Demitir
funcionários que ganham mais para contratar outros com rendimentos menores é
uma prática recorrente adotada pelas empresas no Brasil e se acentuou mesmo nos
últimos anos de crescimento econômico. A conclusão de estudo do Departamento
Intersindical de Estatística e Estudos Socioeconômicos (Dieese), em estudo
realizado em convênio com o Ministério do Trabalho e Emprego, sugere que a
rotatividade de mão de obra passou de 45% em 2001 para 53,8% em 2010. A
pesquisa mostra ainda que o fenômeno afeta rendimento e tempo de permanência no
emprego.
A
rotatividade é calculada pela relação entre contratações e demissões em
comparação ao estoque médio de empregos do ano. Os dados do estudo são da
Relação Anual de Informações Sociais (Rais), do Ministério do Trabalho. A
rotatividade apresentou declínio apenas em 2009 em relação ao ano anterior, mas
voltou a crescer. O cenário contrasta com outros indicadores positivos sobre o
mercado de trabalho.
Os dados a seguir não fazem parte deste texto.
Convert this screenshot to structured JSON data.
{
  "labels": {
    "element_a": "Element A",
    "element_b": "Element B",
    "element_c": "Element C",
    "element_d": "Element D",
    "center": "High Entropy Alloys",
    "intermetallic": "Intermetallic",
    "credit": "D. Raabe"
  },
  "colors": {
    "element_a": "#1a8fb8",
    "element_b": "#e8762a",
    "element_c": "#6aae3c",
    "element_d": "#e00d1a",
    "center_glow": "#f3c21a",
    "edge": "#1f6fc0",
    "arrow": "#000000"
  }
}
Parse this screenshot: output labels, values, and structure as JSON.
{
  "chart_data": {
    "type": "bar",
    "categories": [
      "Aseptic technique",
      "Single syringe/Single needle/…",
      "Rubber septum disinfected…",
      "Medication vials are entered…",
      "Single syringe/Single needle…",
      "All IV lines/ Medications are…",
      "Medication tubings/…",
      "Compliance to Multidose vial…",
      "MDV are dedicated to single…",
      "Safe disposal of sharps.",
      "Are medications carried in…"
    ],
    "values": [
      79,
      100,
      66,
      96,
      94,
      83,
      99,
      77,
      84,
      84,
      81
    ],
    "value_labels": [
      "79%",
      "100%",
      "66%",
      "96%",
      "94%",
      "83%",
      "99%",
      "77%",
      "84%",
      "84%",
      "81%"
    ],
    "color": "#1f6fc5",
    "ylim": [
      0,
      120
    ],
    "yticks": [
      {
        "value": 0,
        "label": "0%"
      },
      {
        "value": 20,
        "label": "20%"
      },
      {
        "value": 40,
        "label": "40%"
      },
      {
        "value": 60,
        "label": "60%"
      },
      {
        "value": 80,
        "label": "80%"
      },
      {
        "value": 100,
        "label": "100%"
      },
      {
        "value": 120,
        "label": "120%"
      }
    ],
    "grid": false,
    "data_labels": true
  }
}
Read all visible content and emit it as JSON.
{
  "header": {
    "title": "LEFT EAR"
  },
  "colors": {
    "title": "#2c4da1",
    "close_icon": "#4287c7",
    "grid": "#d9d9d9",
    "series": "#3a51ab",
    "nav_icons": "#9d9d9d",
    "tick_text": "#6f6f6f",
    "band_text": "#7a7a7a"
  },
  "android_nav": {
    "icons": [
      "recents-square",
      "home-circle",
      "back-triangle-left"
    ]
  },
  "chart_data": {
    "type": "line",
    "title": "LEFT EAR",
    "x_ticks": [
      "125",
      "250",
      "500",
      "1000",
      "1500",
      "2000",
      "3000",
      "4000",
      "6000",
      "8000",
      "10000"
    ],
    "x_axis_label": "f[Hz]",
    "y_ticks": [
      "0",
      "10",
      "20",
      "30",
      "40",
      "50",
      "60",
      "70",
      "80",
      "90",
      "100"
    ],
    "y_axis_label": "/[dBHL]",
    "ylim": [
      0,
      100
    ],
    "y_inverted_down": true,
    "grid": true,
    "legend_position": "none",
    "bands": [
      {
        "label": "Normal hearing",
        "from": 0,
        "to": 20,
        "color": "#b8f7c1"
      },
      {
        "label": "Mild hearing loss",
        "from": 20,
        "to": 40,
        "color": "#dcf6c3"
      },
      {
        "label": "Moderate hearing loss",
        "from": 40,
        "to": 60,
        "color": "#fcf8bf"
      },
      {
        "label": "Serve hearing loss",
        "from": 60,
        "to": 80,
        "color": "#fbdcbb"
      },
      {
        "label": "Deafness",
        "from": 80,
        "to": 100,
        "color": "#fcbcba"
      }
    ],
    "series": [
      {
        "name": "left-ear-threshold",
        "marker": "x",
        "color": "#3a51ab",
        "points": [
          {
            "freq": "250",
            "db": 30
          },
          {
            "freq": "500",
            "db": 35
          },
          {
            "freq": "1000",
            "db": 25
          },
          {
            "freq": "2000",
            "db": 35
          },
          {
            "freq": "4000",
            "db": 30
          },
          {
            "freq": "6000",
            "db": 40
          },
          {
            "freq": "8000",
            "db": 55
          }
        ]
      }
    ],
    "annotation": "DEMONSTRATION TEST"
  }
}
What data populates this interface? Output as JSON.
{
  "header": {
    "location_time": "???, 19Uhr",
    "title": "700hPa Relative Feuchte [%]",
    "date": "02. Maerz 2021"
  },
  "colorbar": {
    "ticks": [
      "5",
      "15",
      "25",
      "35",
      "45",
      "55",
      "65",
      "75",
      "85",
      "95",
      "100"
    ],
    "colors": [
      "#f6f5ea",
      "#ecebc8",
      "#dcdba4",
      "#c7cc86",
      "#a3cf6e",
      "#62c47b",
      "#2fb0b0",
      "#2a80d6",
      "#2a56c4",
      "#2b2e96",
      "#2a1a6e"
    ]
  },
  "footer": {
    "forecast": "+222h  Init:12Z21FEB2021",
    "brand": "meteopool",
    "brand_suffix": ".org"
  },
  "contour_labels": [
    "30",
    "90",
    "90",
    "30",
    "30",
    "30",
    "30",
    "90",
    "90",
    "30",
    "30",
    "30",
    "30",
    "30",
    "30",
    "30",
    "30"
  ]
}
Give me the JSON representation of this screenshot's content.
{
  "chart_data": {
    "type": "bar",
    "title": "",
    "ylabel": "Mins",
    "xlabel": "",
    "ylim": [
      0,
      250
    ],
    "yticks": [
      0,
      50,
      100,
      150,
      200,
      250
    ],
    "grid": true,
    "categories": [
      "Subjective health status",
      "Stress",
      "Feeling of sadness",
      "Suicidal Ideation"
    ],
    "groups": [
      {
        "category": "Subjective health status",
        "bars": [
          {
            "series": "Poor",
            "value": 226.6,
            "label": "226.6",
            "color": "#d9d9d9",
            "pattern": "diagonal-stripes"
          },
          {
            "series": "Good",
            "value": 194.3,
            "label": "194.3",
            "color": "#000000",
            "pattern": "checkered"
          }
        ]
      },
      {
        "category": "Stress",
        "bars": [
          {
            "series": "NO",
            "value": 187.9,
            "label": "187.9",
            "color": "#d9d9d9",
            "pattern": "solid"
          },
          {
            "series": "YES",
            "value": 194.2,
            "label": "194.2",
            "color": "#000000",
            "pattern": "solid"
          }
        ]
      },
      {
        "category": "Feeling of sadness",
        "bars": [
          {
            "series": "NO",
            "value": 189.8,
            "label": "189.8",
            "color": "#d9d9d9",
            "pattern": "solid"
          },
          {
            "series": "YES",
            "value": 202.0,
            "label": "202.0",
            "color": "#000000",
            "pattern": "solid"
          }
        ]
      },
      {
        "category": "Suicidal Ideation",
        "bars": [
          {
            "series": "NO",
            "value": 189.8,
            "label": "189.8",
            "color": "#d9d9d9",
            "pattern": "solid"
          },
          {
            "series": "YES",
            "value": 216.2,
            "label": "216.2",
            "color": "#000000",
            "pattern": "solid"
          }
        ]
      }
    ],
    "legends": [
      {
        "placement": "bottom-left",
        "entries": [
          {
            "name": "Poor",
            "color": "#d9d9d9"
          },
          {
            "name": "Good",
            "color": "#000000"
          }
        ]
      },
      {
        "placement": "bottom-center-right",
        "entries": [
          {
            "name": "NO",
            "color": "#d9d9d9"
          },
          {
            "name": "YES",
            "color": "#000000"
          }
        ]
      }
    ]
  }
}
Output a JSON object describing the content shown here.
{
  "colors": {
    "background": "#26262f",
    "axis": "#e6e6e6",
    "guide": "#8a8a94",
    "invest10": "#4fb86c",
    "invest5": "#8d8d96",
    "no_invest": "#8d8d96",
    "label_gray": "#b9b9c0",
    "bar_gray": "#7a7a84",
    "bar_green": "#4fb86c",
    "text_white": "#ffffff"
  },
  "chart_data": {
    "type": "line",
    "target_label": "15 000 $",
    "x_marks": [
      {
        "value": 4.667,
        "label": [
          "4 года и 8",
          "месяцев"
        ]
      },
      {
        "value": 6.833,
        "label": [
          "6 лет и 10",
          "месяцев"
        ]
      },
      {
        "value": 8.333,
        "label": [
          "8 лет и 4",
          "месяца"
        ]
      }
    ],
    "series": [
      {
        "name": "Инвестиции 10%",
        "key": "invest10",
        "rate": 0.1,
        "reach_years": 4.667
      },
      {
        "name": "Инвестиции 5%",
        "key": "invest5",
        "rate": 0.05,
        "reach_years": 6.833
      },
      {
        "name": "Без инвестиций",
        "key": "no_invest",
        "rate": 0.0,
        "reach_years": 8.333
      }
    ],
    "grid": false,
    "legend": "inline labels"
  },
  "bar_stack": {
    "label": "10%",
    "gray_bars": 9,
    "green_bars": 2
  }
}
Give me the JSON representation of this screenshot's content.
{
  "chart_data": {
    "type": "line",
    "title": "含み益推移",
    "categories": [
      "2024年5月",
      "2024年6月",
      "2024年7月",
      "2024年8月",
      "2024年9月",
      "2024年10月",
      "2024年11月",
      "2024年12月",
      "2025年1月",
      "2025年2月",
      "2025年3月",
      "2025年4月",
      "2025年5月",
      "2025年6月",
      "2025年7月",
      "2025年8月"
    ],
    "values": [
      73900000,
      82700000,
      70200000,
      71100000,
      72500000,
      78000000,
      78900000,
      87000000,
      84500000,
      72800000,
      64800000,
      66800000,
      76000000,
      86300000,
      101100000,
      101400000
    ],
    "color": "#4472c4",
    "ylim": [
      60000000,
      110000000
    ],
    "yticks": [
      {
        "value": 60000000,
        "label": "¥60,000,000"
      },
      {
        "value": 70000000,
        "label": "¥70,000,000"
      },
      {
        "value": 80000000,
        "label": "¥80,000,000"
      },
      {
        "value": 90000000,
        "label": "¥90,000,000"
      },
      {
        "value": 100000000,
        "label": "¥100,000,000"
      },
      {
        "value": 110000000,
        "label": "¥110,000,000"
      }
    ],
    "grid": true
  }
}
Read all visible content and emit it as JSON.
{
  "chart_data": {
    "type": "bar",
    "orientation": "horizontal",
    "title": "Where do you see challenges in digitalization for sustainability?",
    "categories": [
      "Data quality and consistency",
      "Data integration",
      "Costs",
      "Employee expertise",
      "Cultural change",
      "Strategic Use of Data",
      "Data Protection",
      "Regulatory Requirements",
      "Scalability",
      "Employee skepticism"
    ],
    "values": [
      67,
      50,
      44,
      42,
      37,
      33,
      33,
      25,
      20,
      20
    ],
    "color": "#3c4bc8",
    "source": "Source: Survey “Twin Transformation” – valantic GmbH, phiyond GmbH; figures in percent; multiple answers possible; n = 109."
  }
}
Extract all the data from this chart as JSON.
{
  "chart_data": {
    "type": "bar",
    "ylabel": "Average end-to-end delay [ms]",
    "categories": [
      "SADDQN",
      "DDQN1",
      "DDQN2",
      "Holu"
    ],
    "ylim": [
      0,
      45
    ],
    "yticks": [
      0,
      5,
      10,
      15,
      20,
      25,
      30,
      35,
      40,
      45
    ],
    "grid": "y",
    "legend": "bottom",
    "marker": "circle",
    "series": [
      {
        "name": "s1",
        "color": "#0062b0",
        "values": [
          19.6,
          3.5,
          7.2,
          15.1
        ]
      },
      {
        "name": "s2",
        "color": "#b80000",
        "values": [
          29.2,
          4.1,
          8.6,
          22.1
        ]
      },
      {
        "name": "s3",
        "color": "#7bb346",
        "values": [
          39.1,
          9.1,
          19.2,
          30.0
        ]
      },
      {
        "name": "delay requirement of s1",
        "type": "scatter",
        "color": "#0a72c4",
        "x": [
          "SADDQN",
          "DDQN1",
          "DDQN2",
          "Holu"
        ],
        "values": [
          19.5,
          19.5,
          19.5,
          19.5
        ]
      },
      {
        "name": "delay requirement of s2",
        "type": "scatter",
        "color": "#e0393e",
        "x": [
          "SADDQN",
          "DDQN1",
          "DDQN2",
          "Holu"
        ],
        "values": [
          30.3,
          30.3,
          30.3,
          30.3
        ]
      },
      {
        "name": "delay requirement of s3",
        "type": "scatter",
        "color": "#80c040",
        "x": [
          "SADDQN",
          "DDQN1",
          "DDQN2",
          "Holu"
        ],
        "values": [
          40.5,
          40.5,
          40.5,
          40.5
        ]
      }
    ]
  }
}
De 2003 a 2009, o número de vínculos de emprego aumento
49,5%. Isso quer dizer que o país tinha 41,9 milhões de empregos formais (entre
registro em carteira e estatutários, no serviço público) e alcançou 61,1
milhões.
A
construção civil e a agricultura aparecem como setores que mais promovem a
rotatividade de mão de obra. Os desligamentos superaram as admissões entre
operários de 2001 a 2009 (de 115,3% a 108,2%). Considerando a taxa descontados
casos relacionados a transferências, aposentadorias, mortes e demissões
voluntárias, a variação é de 97,4% para 86,2%.
No caso dos
trabalhadores da agricultura, foi apenas em 2009 que o número de desligamentos
foi inferior ao de contratações e, mesmo assim, ficou em 98,3%. Em 2001, a
rotatividade era de 100,2%, alcançando 108,3% em 2008. A taxa descontada indica
que as dispensas representam 74% das contratações. Em setores como a indústria
de transformação, serviço e comércio, as taxas giram em torno de 50%.
Política de RH
Se
considerada a taxa de rotatividade descontada, os percentuais são mais baixos,
mas apresentam a mesma trajetória ascendente – de 34,5% em 2001 para 37,3% no
ano passado – com a mesma exceção em 2009, com redução da prática. Na prática,
segundo o Dieese, a demissão por iniciativa empresarial responde a mais da
metade do total dos desligamentos, embora tenha ocorrido ligeira queda proporcional
das dispensas sem justa causa de 2001 a 2009 (de 54,8% para 52,1%).
Um dos
efeitos reais da rotatividade é expressa em um aspecto específico da pesquisa
do Dieese. Das 19,9 milhões de pessoas que perderam o emprego em 2009, 7,4
milhões tinham passado por isso em 2008 e 6 milhões em 2007. São trabalhadores
que saíram e retornaram à busca por vagas durante durante até três anos
seguidos.
A média de
tempo de serviço dos demitidos era de 3,9 anos em 2009, seis meses a menos do
que a média de 2000 (4,4 anos). Considerando-se os trabalhadores que
permaneciam empregados no dia 31 de dezembro de cada ano, a permanência no
mesmo emprego caiu de 5,5 anos em 2000 para 5 anos em 2009. Comparando-se a 25
países desenvolvidos, apenas os Estados Unidos possuem média inferior de tempo
no mesmo emprego.
O Dieese
mostra ainda que o salário médio dos trabalhadores contratados é, em média,
menor do que o dos demitidos. O rendimento médio de ambos os grupos sofreu
queda em 2002. Depois disso, teve elevações contínuas até 2010. O ganho médio
de recém-admitidos correspondia, no ano passado, a 92,5% do dos desligados.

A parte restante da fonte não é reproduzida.